Oncogenic ALKF1174L drives tumorigenesis in cutaneous squamous cell carcinoma

Cutaneous squamous cell carcinoma (cSCC) is the second most common skin cancer characterized by increased mortality. Here, we show for the first time that anaplastic lymphoma kinase (ALK), a receptor tyrosine kinase of the insulin receptor superfamily, plays a pivotal role in the pathogenesis of cSCC. Our data demonstrate that the overexpression of the constitutively active, mutated ALK, ALKF1174L is sufficient to initiate the development of cSCC and is 100% penetrant.
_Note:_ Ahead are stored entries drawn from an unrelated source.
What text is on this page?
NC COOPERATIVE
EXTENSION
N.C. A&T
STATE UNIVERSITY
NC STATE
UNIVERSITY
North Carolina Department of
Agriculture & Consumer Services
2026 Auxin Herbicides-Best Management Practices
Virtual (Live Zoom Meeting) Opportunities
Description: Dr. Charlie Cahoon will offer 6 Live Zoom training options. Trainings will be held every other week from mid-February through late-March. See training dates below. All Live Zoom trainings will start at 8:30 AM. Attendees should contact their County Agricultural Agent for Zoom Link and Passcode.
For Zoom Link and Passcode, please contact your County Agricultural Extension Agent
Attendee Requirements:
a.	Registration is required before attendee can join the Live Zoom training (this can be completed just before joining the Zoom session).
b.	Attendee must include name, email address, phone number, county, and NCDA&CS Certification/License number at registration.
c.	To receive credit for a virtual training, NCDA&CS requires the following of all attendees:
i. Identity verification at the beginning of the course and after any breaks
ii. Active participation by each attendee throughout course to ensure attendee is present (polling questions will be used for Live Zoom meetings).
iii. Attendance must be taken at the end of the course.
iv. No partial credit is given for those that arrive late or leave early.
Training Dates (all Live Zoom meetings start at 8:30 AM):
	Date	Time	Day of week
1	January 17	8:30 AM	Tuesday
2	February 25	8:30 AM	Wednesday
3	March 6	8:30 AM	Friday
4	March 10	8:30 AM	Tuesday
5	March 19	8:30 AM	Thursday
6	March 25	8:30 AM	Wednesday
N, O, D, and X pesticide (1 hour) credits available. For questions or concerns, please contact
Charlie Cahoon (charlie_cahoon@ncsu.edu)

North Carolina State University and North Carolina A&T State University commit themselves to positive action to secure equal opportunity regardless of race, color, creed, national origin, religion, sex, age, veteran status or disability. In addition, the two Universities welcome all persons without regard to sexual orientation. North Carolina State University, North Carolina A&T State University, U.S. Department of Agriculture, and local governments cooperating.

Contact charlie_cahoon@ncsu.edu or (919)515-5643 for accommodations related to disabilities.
Moreover, we show that cSCC development upon ALKF1174L overexpression is independent of the cell-of-origin. Molecularly, our data demonstrate that ALKF1174L cooperates with oncogenic KrasG12D and loss of p53, well established events in the biology of cSCC. This cooperation results in a more aggressive cSCC type associated with a higher-grade histological morphology. Finally, we demonstrate that Stat3 is a key downstream effector of ALKF1174L and is indispensable for ALKF1174L-driven cSCC tumorigenesis. In sum, these findings reveal that ALK can exert its tumorigenic potential via cooperation with multiple pathways crucial in the pathogenesis of cSCC. Finally, we show that human cSCCs contain mutations in the ALK gene. Taken together, our data identify ALK as a new key player in the pathogenesis of cSCC and this knowledge suggests that oncogenic ALK signaling can be a target for future clinical trials. Overall design: mRNA profiles of FACS-sorted tumor cells from ear cSCC from ALKF1174L Lgr5-CreERT2 mice, ALKF1174LKrasG12D Lgr5-CreERT2 mice and from sorted normal ear skin keratinocytes of cre negative siblings were produced in triplicate.